We will use the number of words in the each email as an independent variable. We can use the original document term matrix called dtm for this task. The document term matrix has documents (in this case, emails) as its rows, terms (in this case word stems) as its columns, and frequencies as its values. As a result, the sum of all the elements in a row of the document term matrix is equal to the number of terms present in the document corresponding to the row.
wordCount <- rowSums(as.matrix(dtm))
hist(wordCount)
Nearly all the observations are in the very left of the graph, representing small values. Therefore, this distribution is skew right.
hist(log(wordCount))
Using hist(log(wordCount)), the frequencies are quite balanced, suggesting log(wordCount) is not skewed.
Plot logWordCount against whether a message is spam.
emailsSparse$logWordCount <- log(wordCount)
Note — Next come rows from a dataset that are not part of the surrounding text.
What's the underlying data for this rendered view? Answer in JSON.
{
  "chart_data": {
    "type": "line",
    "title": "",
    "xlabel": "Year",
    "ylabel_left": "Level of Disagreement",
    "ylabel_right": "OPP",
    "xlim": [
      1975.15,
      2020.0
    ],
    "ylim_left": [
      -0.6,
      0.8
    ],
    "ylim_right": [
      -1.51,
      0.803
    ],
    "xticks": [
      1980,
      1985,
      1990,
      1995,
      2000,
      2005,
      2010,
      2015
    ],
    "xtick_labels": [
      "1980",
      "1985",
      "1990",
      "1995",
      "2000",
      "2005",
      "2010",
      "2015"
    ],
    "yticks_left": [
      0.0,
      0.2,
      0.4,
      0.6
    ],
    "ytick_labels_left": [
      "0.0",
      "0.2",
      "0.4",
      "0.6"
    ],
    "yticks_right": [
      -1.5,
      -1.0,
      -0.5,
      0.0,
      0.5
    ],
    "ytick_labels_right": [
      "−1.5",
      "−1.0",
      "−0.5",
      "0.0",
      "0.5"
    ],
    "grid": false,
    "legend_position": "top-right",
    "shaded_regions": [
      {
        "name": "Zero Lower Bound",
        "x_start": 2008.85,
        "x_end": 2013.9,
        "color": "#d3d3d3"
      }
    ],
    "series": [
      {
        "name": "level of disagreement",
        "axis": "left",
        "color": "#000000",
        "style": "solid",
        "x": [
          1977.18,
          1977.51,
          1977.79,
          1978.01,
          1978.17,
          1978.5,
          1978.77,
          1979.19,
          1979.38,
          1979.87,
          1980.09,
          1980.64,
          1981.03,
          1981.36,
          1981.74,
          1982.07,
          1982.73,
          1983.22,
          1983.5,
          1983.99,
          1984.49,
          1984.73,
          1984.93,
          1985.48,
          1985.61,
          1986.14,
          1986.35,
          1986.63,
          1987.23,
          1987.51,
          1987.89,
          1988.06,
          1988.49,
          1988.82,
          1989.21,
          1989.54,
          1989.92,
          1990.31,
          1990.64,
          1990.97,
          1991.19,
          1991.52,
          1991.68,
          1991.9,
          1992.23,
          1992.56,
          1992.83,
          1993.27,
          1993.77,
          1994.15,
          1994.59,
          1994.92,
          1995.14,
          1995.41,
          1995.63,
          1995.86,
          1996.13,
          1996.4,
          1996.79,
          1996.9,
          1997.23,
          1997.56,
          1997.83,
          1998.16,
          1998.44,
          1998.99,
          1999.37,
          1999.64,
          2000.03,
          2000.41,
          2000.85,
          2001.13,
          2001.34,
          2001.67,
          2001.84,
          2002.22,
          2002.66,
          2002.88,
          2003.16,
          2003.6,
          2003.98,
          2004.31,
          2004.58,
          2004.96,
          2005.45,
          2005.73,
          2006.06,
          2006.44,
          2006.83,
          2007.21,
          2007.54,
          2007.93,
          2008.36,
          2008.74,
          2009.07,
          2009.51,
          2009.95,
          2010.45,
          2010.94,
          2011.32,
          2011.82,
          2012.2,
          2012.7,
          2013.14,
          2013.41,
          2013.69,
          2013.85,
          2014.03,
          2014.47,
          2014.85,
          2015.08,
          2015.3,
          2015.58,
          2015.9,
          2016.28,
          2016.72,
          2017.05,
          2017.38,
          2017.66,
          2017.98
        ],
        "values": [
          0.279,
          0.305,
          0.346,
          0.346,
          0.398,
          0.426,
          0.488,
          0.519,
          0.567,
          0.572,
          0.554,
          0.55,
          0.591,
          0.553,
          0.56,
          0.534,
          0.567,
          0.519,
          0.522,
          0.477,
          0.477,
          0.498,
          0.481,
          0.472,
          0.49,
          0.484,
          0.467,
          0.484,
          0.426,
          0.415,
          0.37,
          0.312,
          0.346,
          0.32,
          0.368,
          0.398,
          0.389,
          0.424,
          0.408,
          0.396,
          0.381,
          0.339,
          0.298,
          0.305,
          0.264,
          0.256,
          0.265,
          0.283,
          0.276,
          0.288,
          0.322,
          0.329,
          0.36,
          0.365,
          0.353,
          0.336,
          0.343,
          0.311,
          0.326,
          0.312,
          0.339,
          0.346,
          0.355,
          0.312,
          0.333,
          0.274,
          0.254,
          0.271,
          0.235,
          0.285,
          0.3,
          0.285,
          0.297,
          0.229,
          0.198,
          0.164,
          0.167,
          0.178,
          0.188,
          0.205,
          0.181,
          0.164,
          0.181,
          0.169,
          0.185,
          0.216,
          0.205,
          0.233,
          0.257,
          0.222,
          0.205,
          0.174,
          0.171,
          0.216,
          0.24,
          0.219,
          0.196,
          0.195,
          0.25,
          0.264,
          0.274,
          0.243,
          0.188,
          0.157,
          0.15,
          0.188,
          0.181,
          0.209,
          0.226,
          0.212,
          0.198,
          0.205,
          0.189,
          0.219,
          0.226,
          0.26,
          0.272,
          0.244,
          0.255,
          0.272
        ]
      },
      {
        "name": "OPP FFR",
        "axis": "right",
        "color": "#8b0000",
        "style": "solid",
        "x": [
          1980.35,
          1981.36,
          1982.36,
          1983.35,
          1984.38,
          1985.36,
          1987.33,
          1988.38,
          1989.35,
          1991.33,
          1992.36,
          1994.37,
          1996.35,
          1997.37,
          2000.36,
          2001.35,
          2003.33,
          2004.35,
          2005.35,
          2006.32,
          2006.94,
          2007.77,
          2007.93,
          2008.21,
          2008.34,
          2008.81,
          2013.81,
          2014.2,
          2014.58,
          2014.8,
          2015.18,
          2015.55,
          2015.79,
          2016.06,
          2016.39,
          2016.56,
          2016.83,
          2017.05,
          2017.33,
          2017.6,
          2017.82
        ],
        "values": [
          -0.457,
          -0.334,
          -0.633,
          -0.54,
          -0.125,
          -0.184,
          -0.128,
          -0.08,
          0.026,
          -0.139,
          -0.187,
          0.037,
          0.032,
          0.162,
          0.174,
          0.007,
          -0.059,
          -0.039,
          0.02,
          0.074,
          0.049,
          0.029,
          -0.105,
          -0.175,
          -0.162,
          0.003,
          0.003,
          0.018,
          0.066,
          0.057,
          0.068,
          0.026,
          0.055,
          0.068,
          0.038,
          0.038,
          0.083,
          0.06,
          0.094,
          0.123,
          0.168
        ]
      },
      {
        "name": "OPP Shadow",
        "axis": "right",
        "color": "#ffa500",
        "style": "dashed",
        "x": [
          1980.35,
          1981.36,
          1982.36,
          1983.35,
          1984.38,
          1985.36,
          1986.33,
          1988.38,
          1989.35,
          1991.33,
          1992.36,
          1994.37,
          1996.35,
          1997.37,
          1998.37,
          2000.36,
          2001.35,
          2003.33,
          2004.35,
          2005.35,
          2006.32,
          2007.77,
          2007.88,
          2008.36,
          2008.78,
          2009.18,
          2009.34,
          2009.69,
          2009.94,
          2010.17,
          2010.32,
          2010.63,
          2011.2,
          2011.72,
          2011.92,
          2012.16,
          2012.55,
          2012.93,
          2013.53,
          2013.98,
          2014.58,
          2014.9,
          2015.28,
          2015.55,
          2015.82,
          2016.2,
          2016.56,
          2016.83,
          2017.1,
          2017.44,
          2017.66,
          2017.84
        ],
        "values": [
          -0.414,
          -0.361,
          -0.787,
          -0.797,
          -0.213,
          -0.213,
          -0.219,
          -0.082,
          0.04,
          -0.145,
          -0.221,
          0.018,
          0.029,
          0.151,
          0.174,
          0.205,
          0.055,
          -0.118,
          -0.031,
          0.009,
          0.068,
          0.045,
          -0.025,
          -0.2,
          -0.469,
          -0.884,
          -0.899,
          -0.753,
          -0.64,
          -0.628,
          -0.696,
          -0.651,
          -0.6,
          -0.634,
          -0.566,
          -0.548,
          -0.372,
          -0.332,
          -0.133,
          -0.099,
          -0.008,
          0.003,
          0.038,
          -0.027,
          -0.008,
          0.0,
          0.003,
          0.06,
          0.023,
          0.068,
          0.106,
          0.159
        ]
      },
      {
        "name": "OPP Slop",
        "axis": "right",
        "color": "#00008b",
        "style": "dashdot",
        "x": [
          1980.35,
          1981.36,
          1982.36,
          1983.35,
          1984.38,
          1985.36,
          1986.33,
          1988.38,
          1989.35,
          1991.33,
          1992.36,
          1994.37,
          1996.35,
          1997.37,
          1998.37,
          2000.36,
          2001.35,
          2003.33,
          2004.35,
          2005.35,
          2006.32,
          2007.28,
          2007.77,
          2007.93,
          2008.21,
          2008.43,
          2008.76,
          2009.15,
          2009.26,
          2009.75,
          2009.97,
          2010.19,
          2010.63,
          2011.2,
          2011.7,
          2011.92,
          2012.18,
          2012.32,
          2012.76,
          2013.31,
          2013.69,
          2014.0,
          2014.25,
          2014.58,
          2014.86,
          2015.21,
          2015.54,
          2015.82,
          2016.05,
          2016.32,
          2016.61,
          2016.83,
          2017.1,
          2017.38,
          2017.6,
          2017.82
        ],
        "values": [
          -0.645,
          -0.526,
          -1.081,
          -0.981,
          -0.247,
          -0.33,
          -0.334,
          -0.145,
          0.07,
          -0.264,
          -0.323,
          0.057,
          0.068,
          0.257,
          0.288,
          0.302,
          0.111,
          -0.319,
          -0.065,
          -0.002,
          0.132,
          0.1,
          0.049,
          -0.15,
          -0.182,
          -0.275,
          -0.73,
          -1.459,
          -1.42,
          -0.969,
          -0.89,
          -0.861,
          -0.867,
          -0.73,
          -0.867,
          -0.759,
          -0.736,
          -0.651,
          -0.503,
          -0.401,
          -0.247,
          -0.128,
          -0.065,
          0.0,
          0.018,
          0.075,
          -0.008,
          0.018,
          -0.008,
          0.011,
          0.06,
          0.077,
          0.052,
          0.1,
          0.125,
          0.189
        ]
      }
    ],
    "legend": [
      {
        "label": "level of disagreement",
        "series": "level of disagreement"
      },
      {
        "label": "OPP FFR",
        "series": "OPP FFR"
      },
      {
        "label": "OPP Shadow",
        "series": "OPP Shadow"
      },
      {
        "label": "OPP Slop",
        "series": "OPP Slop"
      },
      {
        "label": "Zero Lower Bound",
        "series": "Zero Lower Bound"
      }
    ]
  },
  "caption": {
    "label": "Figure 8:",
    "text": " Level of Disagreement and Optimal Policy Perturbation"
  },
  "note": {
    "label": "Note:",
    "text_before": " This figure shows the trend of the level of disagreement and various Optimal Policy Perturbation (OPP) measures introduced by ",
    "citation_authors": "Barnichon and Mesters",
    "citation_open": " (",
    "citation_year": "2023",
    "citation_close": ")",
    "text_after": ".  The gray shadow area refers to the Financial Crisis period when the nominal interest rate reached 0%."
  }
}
boxplot(logWordCount ~ spam, data = emailsSparse)
train2 <- subset(emailsSparse, split == TRUE)
test2 <- subset(emailsSparse, split == FALSE)
spam2CART <- rpart(spam ~ ., data = train2)
prp(spam2CART)
spam2RF <- randomForest(spam ~ ., data = train2)
summary(spam2RF)
## Length Class Mode
## call 3 -none- call
## type 1 -none- character
## predicted 4010 factor numeric
## err.rate 1500 -none- numeric
## confusion 6 -none- numeric
## votes 8020 matrix numeric
## oob.times 4010 -none- numeric
## classes 2 -none- character
## importance 331 -none- numeric
## importanceSD 0 -none- NULL
## localImportance 0 -none- NULL
## proximity 0 -none- NULL
## ntree 1 -none- numeric
## mtry 1 -none- numeric
## forest 14 -none- list
## y 4010 factor numeric
## test 0 -none- NULL
## inbag 0 -none- NULL
## terms 3 terms call
predCART <- predict(spam2CART, newdata = test2)[,2]
predRF <- predict(spam2RF, newdata = test2, type = "prob")[,2]
Using threhold of 0.5
CARTconfusion <- table(test2$spam, predCART >= 0.5)
CARTconfusion
##
## FALSE TRUE
## 0 1214 94
## 1 26 384
cat("\nAccuracy : ", sum(diag(CARTconfusion))/nrow(test2))
##
## Accuracy : 0.9301513
cat("\nSensitivity : ", CARTconfusion["1","TRUE"]/sum(CARTconfusion["1",]))
##
## Sensitivity : 0.9365854
cat("\nSpecificity : ", CARTconfusion["0","FALSE"]/sum(CARTconfusion["0",]))
##
## Specificity : 0.9281346
predictROCR <- prediction(predCART, test2$spam)
perfROCR <- performance(predictROCR, "tpr", "fpr") # true-positive rate vs false-positive rate
plot(perfROCR, colorize=TRUE,
print.cutoffs.at = seq(0, 1, 0.1), text.adj = c(-0.2, 1.7))
cat("\nAUC :", performance(predictROCR, "auc")@y.values[[1]])
##
## AUC : 0.9582438
RFconfusion <- table(test2$spam, predRF >= 0.5)
RFconfusion
##
## FALSE TRUE
## 0 1298 10
## 1 28 382
cat("\nAccuracy : ", sum(diag(RFconfusion))/nrow(test2))
##
## Accuracy : 0.9778813
cat("\nSensitivity : ", RFconfusion["1","TRUE"]/sum(RFconfusion["1",]))
##
## Sensitivity : 0.9317073
cat("\nSpecificity : ", RFconfusion["0","FALSE"]/sum(RFconfusion["0",]))
##
## Specificity : 0.9923547
predictROCR <- prediction(predRF, test$spam)
perfROCR <- performance(predictROCR, "tpr", "fpr") # true-positive rate vs false-positive rate
plot(perfROCR, colorize=TRUE,
print.cutoffs.at = seq(0, 1, 0.1), text.adj = c(-0.2, 1.7))
cat("\nAUC :", performance(predictROCR, "auc")@y.values[[1]])
##
## AUC : 0.9979265
In this case, adding the logWordCounts variable did not result in improved results on the test set for the CART or random forest model.